We go downstairs, to talk in the living room. She brings tea, and we sit on opposite sides of the low walnut table. Her bearing is diplomatic. The depth of the air above and around us impresses itself upon me; our bodies are small objects, in a medium of perfect transparency.
“Some of my neighbours are better disposed towards me nowadays,” she tells me. “I am the local lady of sorrows.” The quick smile of irony is reminiscent of her daughter’s. She lifts her teacup, on its saucer; she takes a sip, and replaces it, soundlessly. Her calves, demurely slanted, side by side, form an exemplary shape. “Most people are sympathetic. Nearly all,” she decides, having scanned a mental register of her acquaintances and found among them an exception or two. The vicar is not a friend, she tells me. “He admires me, in a way. I have suffered, and that is commendable in itself. But he cannot approve.” No matter what the judge and jury may have thought, the vicar sees sin. “In his eyes, I am a criminal. A suicide takes from God a power that is rightfully his. So the vicar would rather not talk to me.” The women tend to pity her. Some have pitied her for a long time, she says, because she is a widow, and because her daughter was problematic. “But their daughters are so dull,” her mother sighs. “Imogen was not dull. She did things that I wish she had not done, and I’m sure you feel the same way,” she says, “but she was never dull.” I agree; a rueful smile is called for, and suffices; we are the ones who knew Imogen, her look says; words are superfluous.
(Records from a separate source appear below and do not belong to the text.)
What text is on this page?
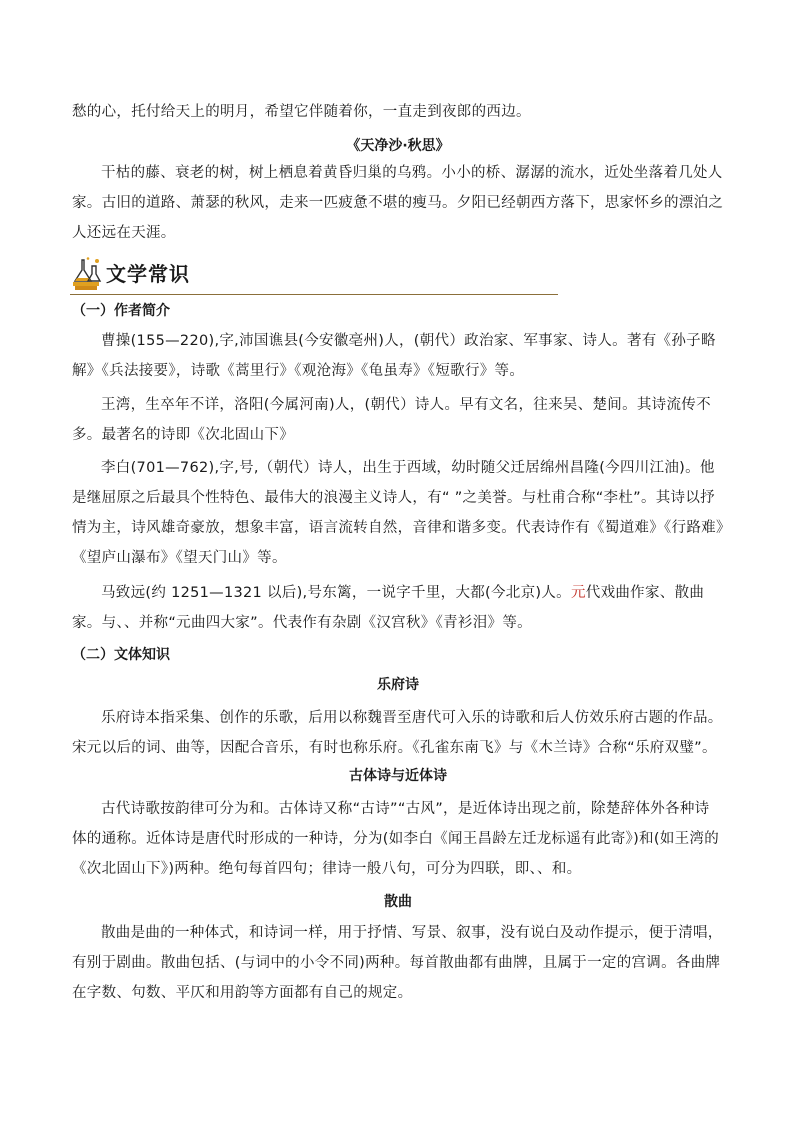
愁的心，托付给天上的明月，希望它伴随着你，一直走到夜郎的西边。

《天净沙·秋思》

干枯的藤、衰老的树，树上栖息着黄昏归巢的乌鸦。小小的桥、潺潺的流水，近处坐落着几处人家。古旧的道路、萧瑟的秋风，走来一匹疲惫不堪的瘦马。夕阳已经朝西方落下，思家怀乡的漂泊之人还远在天涯。

文学常识

（一）作者简介

曹操(155—220),字,沛国谯县(今安徽亳州)人，(朝代）政治家、军事家、诗人。著有《孙子略解》《兵法接要》，诗歌《蒿里行》《观沧海》《龟虽寿》《短歌行》等。

王湾，生卒年不详，洛阳(今属河南)人，(朝代）诗人。早有文名，往来吴、楚间。其诗流传不多。最著名的诗即《次北固山下》

李白(701—762),字,号,（朝代）诗人，出生于西域，幼时随父迁居绵州昌隆(今四川江油)。他是继屈原之后最具个性特色、最伟大的浪漫主义诗人，有“ ”之美誉。与杜甫合称“李杜”。其诗以抒情为主，诗风雄奇豪放，想象丰富，语言流转自然，音律和谐多变。代表诗作有《蜀道难》《行路难》《望庐山瀑布》《望天门山》等。

马致远(约 1251—1321 以后),号东篱，一说字千里，大都(今北京)人。元代戏曲作家、散曲家。与、、并称“元曲四大家”。代表作有杂剧《汉宫秋》《青衫泪》等。

（二）文体知识

乐府诗

乐府诗本指采集、创作的乐歌，后用以称魏晋至唐代可入乐的诗歌和后人仿效乐府古题的作品。宋元以后的词、曲等，因配合音乐，有时也称乐府。《孔雀东南飞》与《木兰诗》合称“乐府双璧”。

古体诗与近体诗

古代诗歌按韵律可分为和。古体诗又称“古诗”“古风”，是近体诗出现之前，除楚辞体外各种诗体的通称。近体诗是唐代时形成的一种诗，分为(如李白《闻王昌龄左迁龙标遥有此寄》)和(如王湾的《次北固山下》)两种。绝句每首四句；律诗一般八句，可分为四联，即、、和。

散曲

散曲是曲的一种体式，和诗词一样，用于抒情、写景、叙事，没有说白及动作提示，便于清唱，有别于剧曲。散曲包括、(与词中的小令不同)两种。每首散曲都有曲牌，且属于一定的宫调。各曲牌在字数、句数、平仄和用韵等方面都有自己的规定。
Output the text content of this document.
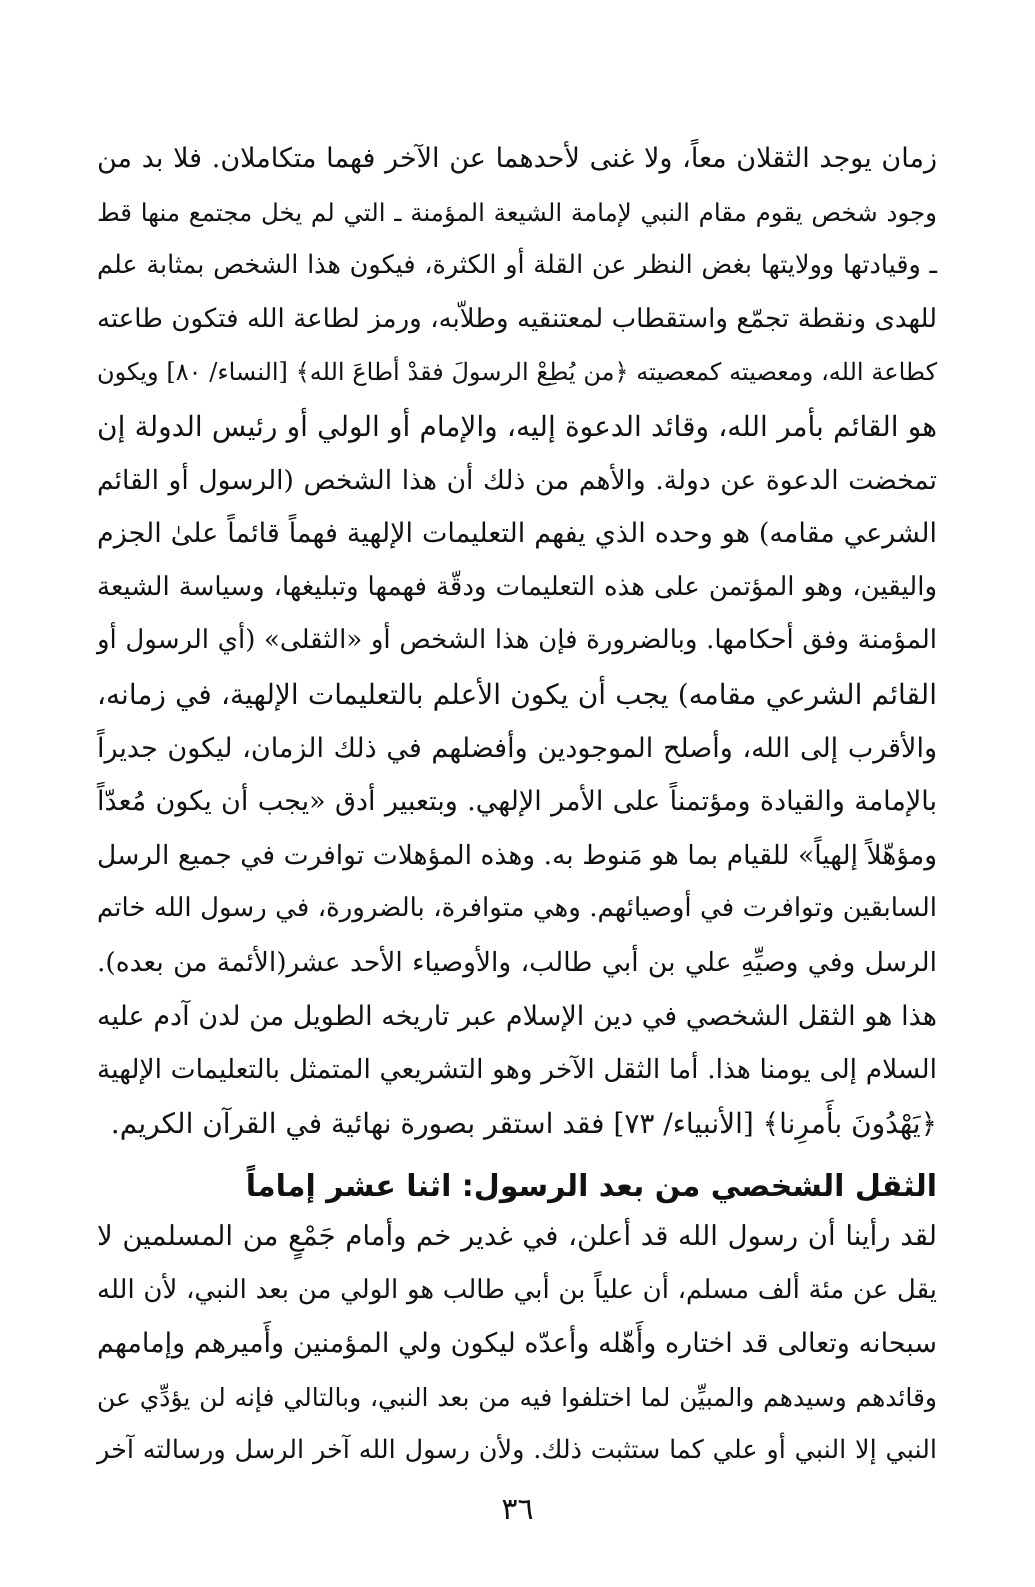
زمان يوجد الثقلان معاً، ولا غنى لأحدهما عن الآخر فهما متكاملان. فلا بد من
وجود شخص يقوم مقام النبي لإمامة الشيعة المؤمنة ـ التي لم يخل مجتمع منها قط
ـ وقيادتها وولايتها بغض النظر عن القلة أو الكثرة، فيكون هذا الشخص بمثابة علم
للهدى ونقطة تجمّع واستقطاب لمعتنقيه وطلاّبه، ورمز لطاعة الله فتكون طاعته
كطاعة الله، ومعصيته كمعصيته ﴿من يُطِعْ الرسولَ فقدْ أطاعَ الله﴾ [النساء/ ٨٠] ويكون
هو القائم بأمر الله، وقائد الدعوة إليه، والإمام أو الولي أو رئيس الدولة إن
تمخضت الدعوة عن دولة. والأهم من ذلك أن هذا الشخص (الرسول أو القائم
الشرعي مقامه) هو وحده الذي يفهم التعليمات الإلهية فهماً قائماً علىٰ الجزم
واليقين، وهو المؤتمن على هذه التعليمات ودقّة فهمها وتبليغها، وسياسة الشيعة
المؤمنة وفق أحكامها. وبالضرورة فإن هذا الشخص أو «الثقلى» (أي الرسول أو
القائم الشرعي مقامه) يجب أن يكون الأعلم بالتعليمات الإلهية، في زمانه،
والأقرب إلى الله، وأصلح الموجودين وأفضلهم في ذلك الزمان، ليكون جديراً
بالإمامة والقيادة ومؤتمناً على الأمر الإلهي. وبتعبير أدق «يجب أن يكون مُعدّاً
ومؤهّلاً إلهياً» للقيام بما هو مَنوط به. وهذه المؤهلات توافرت في جميع الرسل
السابقين وتوافرت في أوصيائهم. وهي متوافرة، بالضرورة، في رسول الله خاتم
الرسل وفي وصيِّهِ علي بن أبي طالب، والأوصياء الأحد عشر(الأئمة من بعده).
هذا هو الثقل الشخصي في دين الإسلام عبر تاريخه الطويل من لدن آدم عليه
السلام إلى يومنا هذا. أما الثقل الآخر وهو التشريعي المتمثل بالتعليمات الإلهية
﴿يَهْدُونَ بأَمرِنا﴾ [الأنبياء/ ٧٣] فقد استقر بصورة نهائية في القرآن الكريم.
الثقل الشخصي من بعد الرسول: اثنا عشر إماماً
لقد رأينا أن رسول الله قد أعلن، في غدير خم وأمام جَمْعٍ من المسلمين لا
يقل عن مئة ألف مسلم، أن علياً بن أبي طالب هو الولي من بعد النبي، لأن الله
سبحانه وتعالى قد اختاره وأَهّله وأعدّه ليكون ولي المؤمنين وأَميرهم وإمامهم
وقائدهم وسيدهم والمبيِّن لما اختلفوا فيه من بعد النبي، وبالتالي فإنه لن يؤدِّي عن
النبي إلا النبي أو علي كما ستثبت ذلك. ولأن رسول الله آخر الرسل ورسالته آخر
٣٦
She receives invitations quite regularly, albeit not as many as when her husband was alive. “People warmed to him more than to me,” she informs me. “He was the warm one and I was the cold, or the cool. That is how we were seen. My manner does not encourage people to approach. I am aware of that. It’s how I am made,” she says, as though discussing an object of unusual and mildly intriguing design. She finds a way to decline most of the invitations, “which is best for all concerned.” Small talk and gossip have never interested her. “I am like Immy in that respect, at least,” she says. Everyone knows that on the whole she prefers her own company, now more than ever. “I read a great deal,” she tells me. “Crime novels, mostly. I am not an intellectual person. I watch a great deal of television. Too much. And I interfere with the garden. But I tire easily. Which is to be expected at my age. But since Imogen died, I tire more easily.”